Kaum ist der graue Frühling vorbei, können viele Allergiker die Sonnenstrahlen wegen der hohen Pollenbelastung schon wieder nicht mehr richtig geniessen. Dafür gibt es mehrere Gründe.

Darum gehts

  • Derzeit leiden wieder viele Schweizerinnen und Schweizer an Heuschnupfen.
  • An der grossen Zahl Allergiker ist unter anderem auch der hohe Hygienestandard in der Schweiz schuld.
  • Zudem kann auch noch im Erwachsenenalter plötzlich eine Pollenallergie auftreten.

In der Schweiz leiden rund 20 Prozent der Bevölkerung an Heuschnupfen, und die Zahl der Betroffenen steigt seit Jahren stetig an. Gerade jetzt, wo im ganzen Land die Gräser in der Blüte stehen, aber auch Baumarten wie Buchen und Eichen wieder spriessen, hört man es immer wieder schniefen und schnäuzen. Peter Schmid-Grendelmeier, Leiter der Allergieabteilung am Universitätsspital Zürich, nennt mehrere Gründe für das Phänomen: «Einerseits haben viele Menschen in der Schweiz eine genetische Veranlagung für Heuschnupfen. Andererseits verändert sich der Pollenflug laufend – also sowohl die Menge als auch die Art der Pollen.»

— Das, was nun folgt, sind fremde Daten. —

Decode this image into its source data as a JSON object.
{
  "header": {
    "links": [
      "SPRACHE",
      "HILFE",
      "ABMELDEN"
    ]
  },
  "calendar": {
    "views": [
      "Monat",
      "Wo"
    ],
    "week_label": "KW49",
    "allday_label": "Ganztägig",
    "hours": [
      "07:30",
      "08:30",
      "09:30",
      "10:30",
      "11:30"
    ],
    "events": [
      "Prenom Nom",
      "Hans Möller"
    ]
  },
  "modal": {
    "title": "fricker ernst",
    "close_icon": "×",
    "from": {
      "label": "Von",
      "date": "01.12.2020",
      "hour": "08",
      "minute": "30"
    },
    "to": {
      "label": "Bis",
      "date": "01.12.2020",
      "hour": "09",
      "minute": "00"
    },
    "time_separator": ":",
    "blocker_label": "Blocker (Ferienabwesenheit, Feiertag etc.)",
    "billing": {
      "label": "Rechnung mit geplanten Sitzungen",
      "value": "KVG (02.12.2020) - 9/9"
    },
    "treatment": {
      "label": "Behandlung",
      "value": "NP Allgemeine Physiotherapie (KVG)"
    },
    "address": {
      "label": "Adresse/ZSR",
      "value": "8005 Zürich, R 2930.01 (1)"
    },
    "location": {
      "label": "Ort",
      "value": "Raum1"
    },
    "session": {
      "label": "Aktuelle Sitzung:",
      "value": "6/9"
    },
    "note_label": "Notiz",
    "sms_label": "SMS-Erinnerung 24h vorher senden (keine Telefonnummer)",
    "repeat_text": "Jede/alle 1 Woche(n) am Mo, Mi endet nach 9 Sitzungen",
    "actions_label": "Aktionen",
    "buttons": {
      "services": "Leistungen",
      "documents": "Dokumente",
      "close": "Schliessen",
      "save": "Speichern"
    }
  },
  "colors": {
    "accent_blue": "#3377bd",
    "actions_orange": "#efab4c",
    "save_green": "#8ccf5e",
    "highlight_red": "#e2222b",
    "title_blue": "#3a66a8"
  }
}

Schadstoffe verschlimmern Allergien zusätzlich

Ausserdem seien die Pollen im Laufe der Jahre bei der Auslösung allergischer Reaktionen «aggressiver» geworden. «Sie verursachen heute mehr Symptome als noch vor ein paar Jahrzehnten», so Schmid-Grendelmeier gegenüber SRF News. Allergien können auch durch Infektionen oder Schadstoffe wie Plastikpartikel, die die Schutzfunktion der Schleimhäute angreifen, verschlimmert werden.

Leidest du an Heuschnupfen?

Zu allem Übel tragen auch die vorherrschende Sauberkeit und die hohen Hygienestandards in der Schweiz zum Heuschnupfen-Leiden bei und fördern Allergien sogar. Forschende bezeichnen das Phänomen, dass das Immunsystem in der Kindheit mit wenig Keimen konfrontiert wird und beim Kontakt mit Pollen dann allergische Reaktionen auslöst, als Hygienehypothese. So habe man in der Vergangenheit wiederholt beobachtet, dass Allergien in Ländern, in denen die Menschen häufiger mit Parasiten wie Würmern in Kontakt kommen, seltener vorkommen.

Schuld an der juckenden Nase und den tränenden Augen vieler Schweizerinnen und Schweizer ist also eine Kombi aus genetischer Veranlagung, aggressiveren Pollen und dem hohen Hygienestandard. Laut Schmid-Grendelmeier spielt auch die Ernährung eine Rolle beim Heuschnupfen

Ernährung kann Heuschnupfen lindern – aber welche?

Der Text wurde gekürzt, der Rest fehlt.